Most people associate salt with high blood pressure, but sugar and excess carbs are almost always the culprit. We all know that eating too much sugar or other high carbohydrate foods can cause you to gain weight, and overweight people are more prone to high blood pressure. However, new research has shown that even if you’re slim, eating too much sugar can still give you high blood pressure. This research appeared in The American Journal of Clinical Nutrition.

This is important research because most people think if they’re slim, they can get away with eating as much sugar as they like, and their only worry is their teeth. It’s important to realise that sugar is harmful to everybody’s health and metabolism, regardless of their body weight.

Scientists from the University of Otago in New Zealand reviewed several randomized controlled trials that looked at the effects of sugar on blood pressure and found that not only does sugar promote high blood pressure; it also promotes high blood fats such as cholesterol and triglycerides.

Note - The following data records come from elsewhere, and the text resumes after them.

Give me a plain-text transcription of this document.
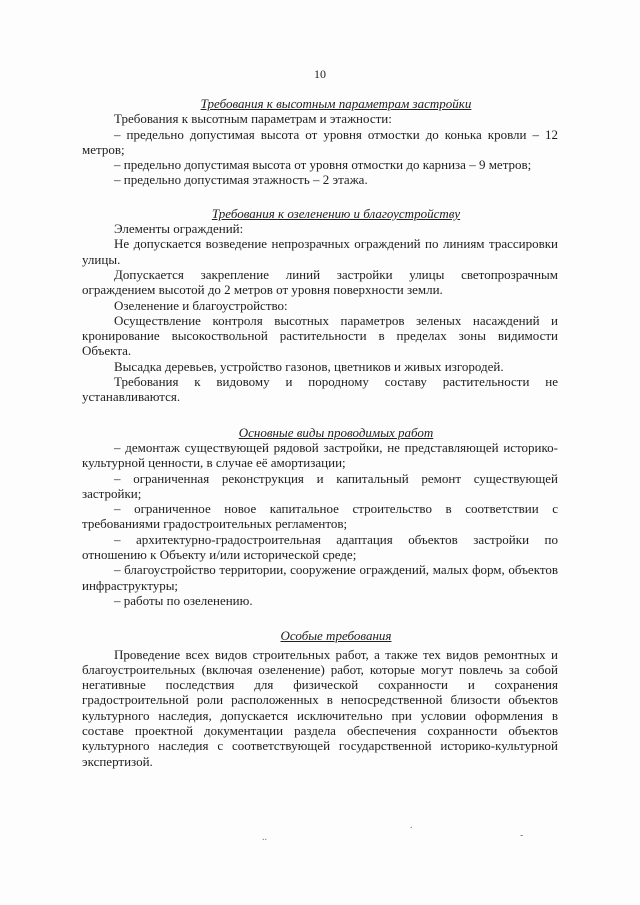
10

Требования к высотным параметрам застройки

Требования к высотным параметрам и этажности:

– предельно допустимая высота от уровня отмостки до конька кровли – 12 метров;

– предельно допустимая высота от уровня отмостки до карниза – 9 метров;

– предельно допустимая этажность – 2 этажа.

Требования к озеленению и благоустройству

Элементы ограждений:

Не допускается возведение непрозрачных ограждений по линиям трассировки улицы.

Допускается закрепление линий застройки улицы светопрозрачным ограждением высотой до 2 метров от уровня поверхности земли.

Озеленение и благоустройство:

Осуществление контроля высотных параметров зеленых насаждений и кронирование высокоствольной растительности в пределах зоны видимости Объекта.

Высадка деревьев, устройство газонов, цветников и живых изгородей.

Требования к видовому и породному составу растительности не устанавливаются.

Основные виды проводимых работ

– демонтаж существующей рядовой застройки, не представляющей историко-культурной ценности, в случае её амортизации;

– ограниченная реконструкция и капитальный ремонт существующей застройки;

– ограниченное новое капитальное строительство в соответствии с требованиями градостроительных регламентов;

– архитектурно-градостроительная адаптация объектов застройки по отношению к Объекту и/или исторической среде;

– благоустройство территории, сооружение ограждений, малых форм, объектов инфраструктуры;

– работы по озеленению.

Особые требования

Проведение всех видов строительных работ, а также тех видов ремонтных и благоустроительных (включая озеленение) работ, которые могут повлечь за собой негативные последствия для физической сохранности и сохранения градостроительной роли расположенных в непосредственной близости объектов культурного наследия, допускается исключительно при условии оформления в составе проектной документации раздела обеспечения сохранности объектов культурного наследия с соответствующей государственной историко-культурной экспертизой.

..
.
-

Once again, it’s important to realize that you don’t have to be overweight to have high cholesterol or to have blocked arteries. Sugar will cause much more harm to your heart than salt or fat, regardless of your body weight.

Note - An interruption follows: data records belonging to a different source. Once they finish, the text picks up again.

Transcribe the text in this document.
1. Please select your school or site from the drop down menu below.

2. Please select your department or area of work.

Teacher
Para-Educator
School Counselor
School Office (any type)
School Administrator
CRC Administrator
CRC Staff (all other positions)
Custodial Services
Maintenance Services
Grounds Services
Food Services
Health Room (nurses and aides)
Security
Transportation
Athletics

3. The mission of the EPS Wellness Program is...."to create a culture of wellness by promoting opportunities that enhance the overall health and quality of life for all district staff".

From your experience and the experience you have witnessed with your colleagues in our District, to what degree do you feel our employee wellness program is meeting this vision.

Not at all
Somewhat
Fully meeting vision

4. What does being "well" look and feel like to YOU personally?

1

Sugar can raise blood pressure and the risk of heart disease because it causes insulin resistance. Insulin has many important roles in your body. People with too much insulin in their bloodstream are said to have insulin resistance, syndrome X, metabolic syndrome or pre-diabetes. They are all interchangeable terms.

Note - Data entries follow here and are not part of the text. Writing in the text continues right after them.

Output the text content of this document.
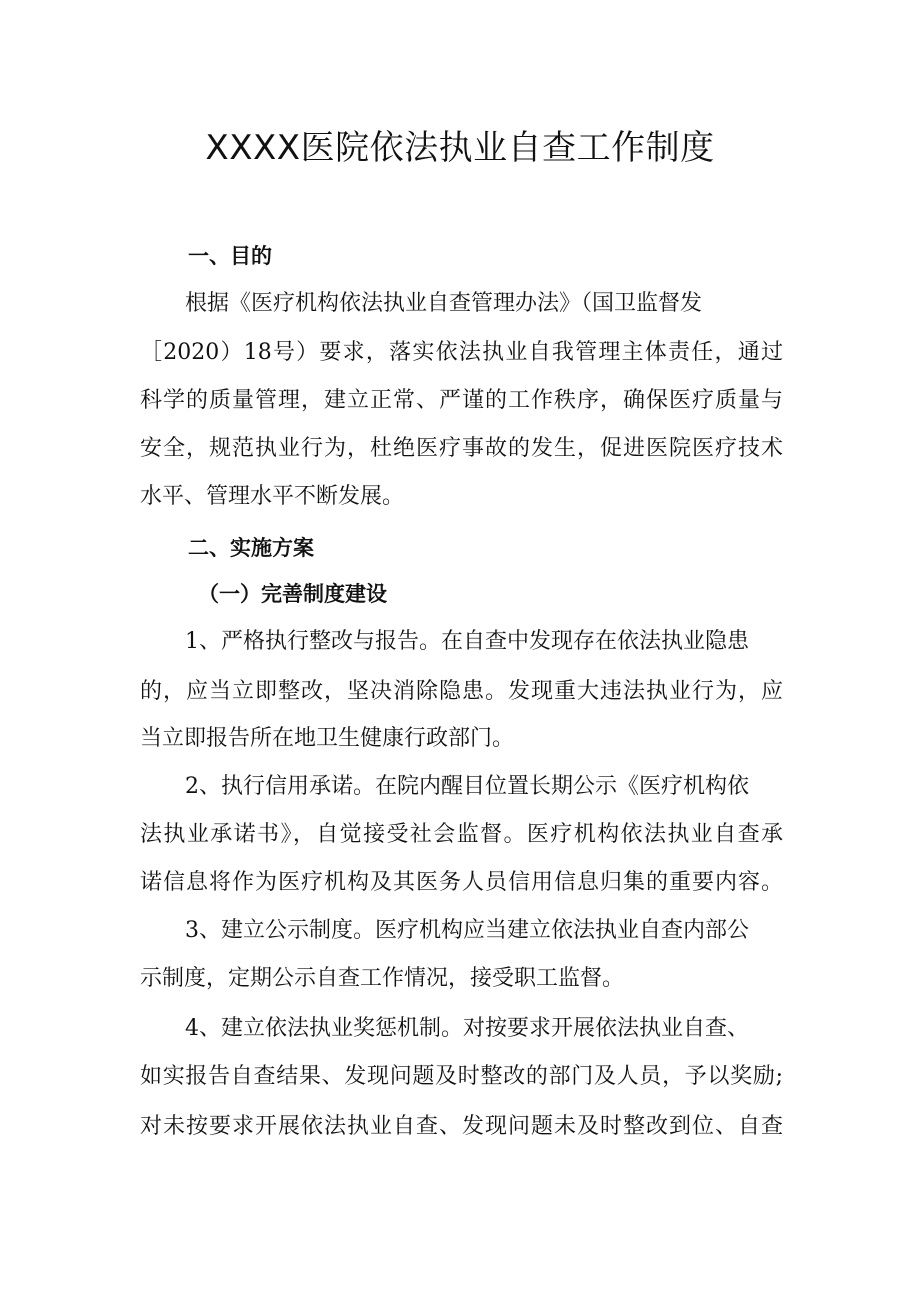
XXXX医院依法执业自查工作制度
一、目的
根据《医疗机构依法执业自查管理办法》（国卫监督发
［2020）18号）要求，落实依法执业自我管理主体责任，通过
科学的质量管理，建立正常、严谨的工作秩序，确保医疗质量与
安全，规范执业行为，杜绝医疗事故的发生，促进医院医疗技术
水平、管理水平不断发展。
二、实施方案
（一）完善制度建设
1、严格执行整改与报告。在自查中发现存在依法执业隐患
的，应当立即整改，坚决消除隐患。发现重大违法执业行为，应
当立即报告所在地卫生健康行政部门。
2、执行信用承诺。在院内醒目位置长期公示《医疗机构依
法执业承诺书》，自觉接受社会监督。医疗机构依法执业自查承
诺信息将作为医疗机构及其医务人员信用信息归集的重要内容。
3、建立公示制度。医疗机构应当建立依法执业自查内部公
示制度，定期公示自查工作情况，接受职工监督。
4、建立依法执业奖惩机制。对按要求开展依法执业自查、
如实报告自查结果、发现问题及时整改的部门及人员，予以奖励;
对未按要求开展依法执业自查、发现问题未及时整改到位、自查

Due to modern diets and lifestyles, nearly everybody produces more insulin in their pancreas than they should. This is a problem because if blood insulin levels have been high for years, the cells of your body start to ignore it. The insulin becomes less and less effective at its important job in your body (getting glucose inside your cells so you can burn it for energy). Elevated insulin levels promote abdominal obesity and fatty liver. In time, blood sugar may creep upwards and a person can develop type 2 diabetes. A high carbohydrate diet can cause fatty liver in a person who appears slim. We call them fat on the inside.

The following strategies may help you achieve a healthy blood pressure

1. Reduce the carbs in your diet

Everyone has their own unique carb tolerance level. People with insulin resistance cannot handle ordinary (common) amounts of carbohydrate in their diet; as they oversecrete insulin in response to eating carbs. Sugar, bread, pasta, rice, potatoes, breakfast cereals, sugary drinks and anything made of flour will all cause a dramatic rise in blood sugar; therefore, these foods should be minimised. If you are insulin resistant you are less likely to feel satisfied after eating these foods, as a result you are more likely to overeat. Protein and fat are satiating and don’t cause as much of an insulin response as carbohydrate. Red meat, oily fish, eggs, whey protein, avocados and olive oil all help promote satiety. There is an easy to follow eating plan designed to correct insulin resistance in Dr Cabot’s book I Can’t Lose Weight and I Don’t Know Why.

2. Magnesium is important

Magnesium relaxes the muscles in your arteries, which opens them up wider, thus lowering the pressure inside them; this effect also improves the circulation of blood to your organs. Magnesium also helps to relax your nervous system so that you are less stressed, and we all know what excess stress can do to your blood pressure! Magnesium improves sleep quality, and getting insufficient sleep or poor quality sleep can also raise blood pressure. Magnesium is found in green leafy vegetables, nuts and seeds and seafood.

3. Vitamin C

This is needed for collagen production, thus strengthens the structure of the arteries and veins which reduces the risk of them rupturing. Vitamin C is found in citrus fruits, berries, tomatoes, broccoli and capsicum.

4. Exercise is important

Exercise has significant health benefits such as reducing blood pressure, improving cardiovascular health, promoting a healthy mood and aiding weight loss. Exercise also helps get blood sugar down because your muscles suck glucose out of your bloodstream for their metabolism. If you have a big meal or eat more sugar than you intended, going for a walk afterwards can help reduce the consequences. Making exercise a regular part of your life should help keep your blood sugar, blood pressure and insulin lower.

5. Try to have healthy stress coping mechanisms

Sugar and carbohydrate-rich foods can be addictive for many people. You might start off well on your healthy diet, but stress, anxiety or depression can have you reaching for comfort foods. It’s important to have ways to unwind and relax, and be in touch with your emotional state, to recognise that you are headed for a binge early on, so you can abort it.